Score: 4 / 5
One of the first movies to be shelved after the pandemic shut everything down in early 2020, the latest Bond movie is finally on the glorious silver screen. It's also the final outing of Daniel Craig as 007. I'm not, strictly speaking, a fan of the whole James Bond thing, but I've found Craig's tenure as the character to have borne five excellent films, each of which has made me rethink my general disinterest toward the franchise. And this one is a fabulous way to end it, though it does require that viewers have seen at least the previous film to make much sense. Actually, really, it's a culmination of all the previous ones; when Casino Royale exploded onto our screens in 2006, it revitalized a franchise for younger generations who needed action and a different kind of sex appeal. While even these movies didn't add anything new to spy thrillers generally, they carved out a nice niche of intergenerational interest and wrote the most interesting chapter yet in the saga of one of the oldest franchises around.

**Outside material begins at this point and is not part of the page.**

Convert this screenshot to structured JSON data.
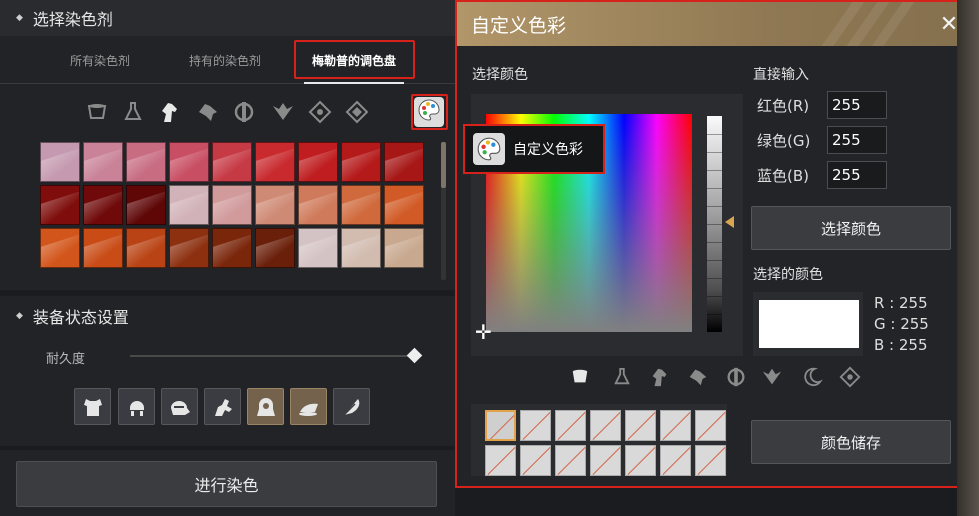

The twenty-fifth Bond film (isn't that wild?), entitled No Time to Die and featuring a haunting song of the same name by Billie Eilish, takes its beautifully paced time to set up the finale of Craig's iteration of James Bond. Beginning with a flashback that gives us some re-introduction to Madeleine Swann (Léa Seydoux), the film seems to center her as Bond's romantic endgame. We then cut quickly to present-day Italy, where James and Madeleine are vacationing; he briefly departs to visit the grave of his original love interest, Vesper Lynd, before coming under attack by Spectre agents. It's a thrilling opening sequence, with an extended chase and shoot-out in gorgeous Matera. Suspecting Madeleine of treachery, he sends her tearfully away, and then begins the mournful theme song.
See, I told you it requires viewing other installments. Specifically Spectre, although it's helpful to have a working knowledge of the others, too.
Bond goes off the grid into an early retirement of isolation in Jamaica, and lives there (or at least ends up there) for apparently five years. But when a bioweapon called Project Heracles -- a virus mobilized by nanobots that can be programmed to only attack certain DNA -- is stolen by terrorists, Bond is approached twice in the same day for help. First by his friend, CIA agent Felix (Jeffrey Wright) and a new guy named Logan (Billy Magnussen), then by his MI6 replacement, the new 007 named Nomi (Lashana Lynch). Bond's distrust of M (Ralph Fiennes) and his obvious secret knowledge about the new threat pushes him to team up with the Americans. It helps that Moneypenny (Naomie Harris) and Q (Ben Whishaw) are still on Bond's side and help out a lot.
The film's gorgeous cinematography by Linus Sandgren (First Man, La La Land, Battle of the Sexes) paints a beautiful canvas for all these players to thrive, and for the most part director Cary Joji Fukunaga (True Detective, 2011's Jane Eyre, Beasts of No Nation) lets each player shine in their solo scenes. Perhaps my favorite scene in the movie takes place when the team infiltrates a Spectre meeting in Cuba, a birthday celebration for Bond's incarcerated arch-nemesis Blofeld (Christoph Waltz). Bond teams up with Paloma (Ana de Armas), a CIA agent, to find the scientist who developed the virus. Her energy and style steals the entire movie, despite her extremely limited screen time, which can't have been more than 15 or 20 minutes. Also of note, Nomi is a wonderful new character, but her role as, simply, the new 007 is quite limiting; I fear that the producers and writers used her to experiment on audiences to see if people would accept a Black woman as "Bond," and now I fear that the character's un-dynamic role in this film might prevent them from experimenting any further. It feels more like lip service and fan service than about any artistic integrity. But, then, we are still talking about another James Bond movie.
Other problems I had with this one? Well, first and foremost, I was sorely disappointed by the villain. Blofeld finally meets his end, but it's a pretty miserable one that felt unsatisfying. But Rami Malek's new character (I can't remember how it's spelled, but it sounds like "Lucifer") is almost pathetic, not even really showing up until after the halfway point and then hardly doing anything afterward. He monologues through a thick accent and menaces a child and vaguely wants to destroy the world and he just feels like any other Bond villain ever. Javier Bardem's terrifying Raoul Silva in Skyfall was the exception, and Craig deserved a better villain for his final outing. Then again, perhaps Craig's self-tortured take on the character might have been such that Bond himself is ultimately his own bad guy, and in this movie the climax certainly forces him to come to terms with his own willingness to fulfill a mission and also live a happy life. My other problem with this movie is the same as with Spectre in that I don't like watching Seydoux; she is utterly vapid on screen and has no chemistry with Craig (or anyone else) at all.
My own complaints included, No Time to Die is a really good time at the movies and fittingly ends this series on a solid note. I look forward to future viewings of the five Craig 007s because each has some really fascinating and fabulous choices, even for someone like me, who had never seen a Bond movie before Casino Royale and now, frankly, doesn't feel a need to see any others.